Review of Codes And Keys Album by Death Cab For Cutie

Whoever said that the meek shall inherit the earth would have probably felt pretty vindicated when Death Cab For Cutie's previous album, 2008's Narrow Stairs, reached the top of the US album charts on release. This was after all a band which, having been conceived originally as a solo project by lead singer Ben Gibbard in 1997, had steadfastly avoided signing to a major label until reaching a deal with Atlantic eight years later, and one which had supported both filesharing and animal rights as part of an ethical backwash seemingly out of sorts with their new unit shifting status.

If Narrow Stairs and its accompanying off-cuts EP The Open Door marked a triumph for stickability and being true to your principles, it also ensured that any follow up would be under the microscope from many perspectives. Fans who've been around since the band's formative noises on Something About Airplanes and We Have The Facts And We're Voting Yes will be relieved to hear that the trappings of quasi fame certainly haven't gone to Gibbard's head; Codes And Keys is mercifully free of contributions from a brass section, Kanye West or the Mormon Tabernacle Choir.
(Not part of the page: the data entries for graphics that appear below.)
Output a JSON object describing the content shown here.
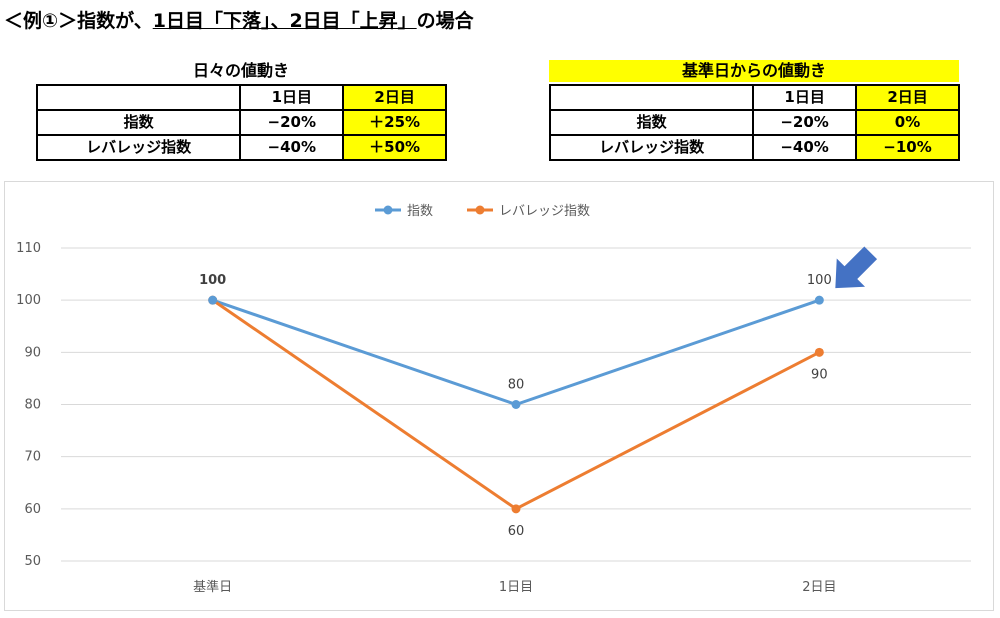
{
  "heading": {
    "prefix": "＜例①＞指数が、",
    "underlined": "1日目「下落」、2日目「上昇」",
    "suffix": "の場合"
  },
  "table_left": {
    "caption": "日々の値動き",
    "header": [
      "",
      "1日目",
      "2日目"
    ],
    "rows": [
      [
        "指数",
        "−20%",
        "＋25%"
      ],
      [
        "レバレッジ指数",
        "−40%",
        "＋50%"
      ]
    ]
  },
  "table_right": {
    "caption": "基準日からの値動き",
    "header": [
      "",
      "1日目",
      "2日目"
    ],
    "rows": [
      [
        "指数",
        "−20%",
        "0%"
      ],
      [
        "レバレッジ指数",
        "−40%",
        "−10%"
      ]
    ]
  },
  "colors": {
    "series1": "#5b9bd5",
    "series2": "#ed7d31",
    "highlight": "#ffff00",
    "arrow": "#4472c4"
  },
  "chart_data": {
    "type": "line",
    "categories": [
      "基準日",
      "1日目",
      "2日目"
    ],
    "series": [
      {
        "name": "指数",
        "values": [
          100,
          80,
          100
        ]
      },
      {
        "name": "レバレッジ指数",
        "values": [
          100,
          60,
          90
        ]
      }
    ],
    "y_ticks": [
      "50",
      "60",
      "70",
      "80",
      "90",
      "100",
      "110"
    ],
    "ylim": [
      50,
      110
    ],
    "grid": true,
    "legend_position": "top",
    "data_labels": {
      "series1": [
        "100",
        "80",
        "100"
      ],
      "series2": [
        "",
        "60",
        "90"
      ]
    },
    "annotation": "arrow pointing to 2日目 指数 point"
  }
}
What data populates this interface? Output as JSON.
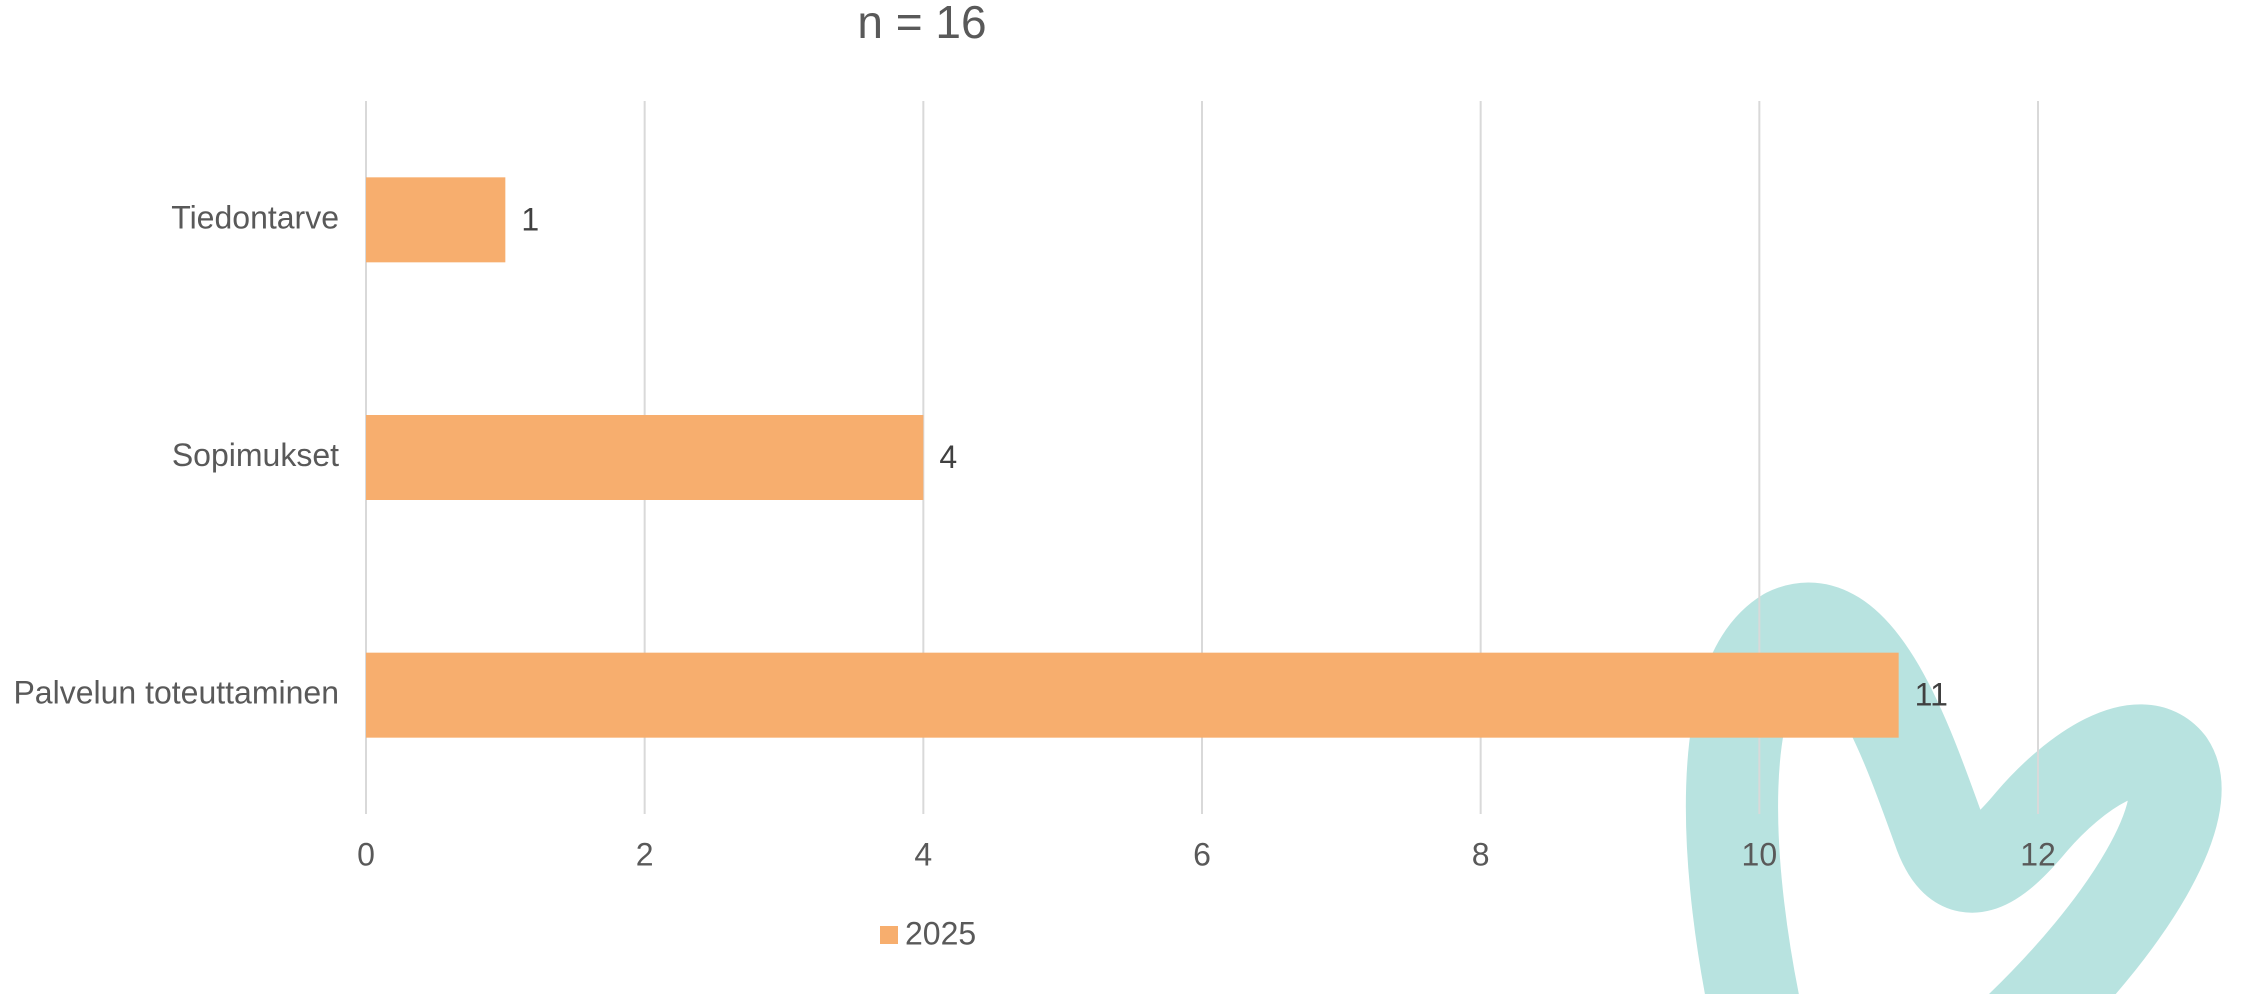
{
  "chart_data": {
    "type": "barh",
    "title": "n = 16",
    "categories": [
      "Tiedontarve",
      "Sopimukset",
      "Palvelun toteuttaminen"
    ],
    "series": [
      {
        "name": "2025",
        "color": "#f7ae6e",
        "values": [
          1,
          4,
          11
        ]
      }
    ],
    "xlim": [
      0,
      12
    ],
    "xticks": [
      0,
      2,
      4,
      6,
      8,
      10,
      12
    ],
    "grid": true,
    "legend": "bottom"
  }
}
Death Cab For Cutie Codes And Keys Album

If anything, where Narrow Stairs had the epic brushstrokes of I Will Possess Your Heart to convey an unbridled sense of purpose, the tempo here is more downbeat, no more so than on the timid opener Home Is A Fire, Gibbard's ambiguous words - "Sleep with the lights on/Shuttered with the shades drawn/There's too many windows" - doing little to lift the chilly, detached musical gloom.

If this makes to signpost towards more esoteric territory, label execs will breathe a sigh of relief at the title track's more straightforward dynamic, a simply constructed, almost country reel which shares a distant relationship with the likes of fellow art-poppers The Arcade Fire. That seems perkier, whilst You Are A Tourist is positively bullish, complete with almost rocking out guitars set to wah-wah and a contentedly rumbling bassline, although comparisons to The Stone Roses are not so much wide of the mark as shooting at a completely different target.

This sheep in wolf's clothing trick is seemingly what's allowed the Washington four piece to invade people's consciousness en masse with the stealth of an advert jingle. St.Peter's Cathedral repeats the dose, morphing from dirge like beginnings to a gilded climax which is as compelling as its neat, whilst Doors Unlocked And Open is urgent and direct, songwriting traits that Gibbard has been accused of ignoring in the past. Here and there however what is no doubt good intention strays across the dividing line between polished craft and wearisome middle of the road, most obviously on the unremarkably frumpy Unobstructed Views, although admittedly it's still a minor wrinkle.

That the intervening three years between Narrow Stairs and Codes And Keys have been good ones for Ben Gibbard can't be in question, having married Zooey Deschanel and buried a serious alcohol problem. In fairness euphoric love songs were clearly never likely to result, but whilst Death Cab For Cutie remain always worth listening to, they continue to exist on the emotional periphery, aloof and a little too distant for anything more than passing admiration.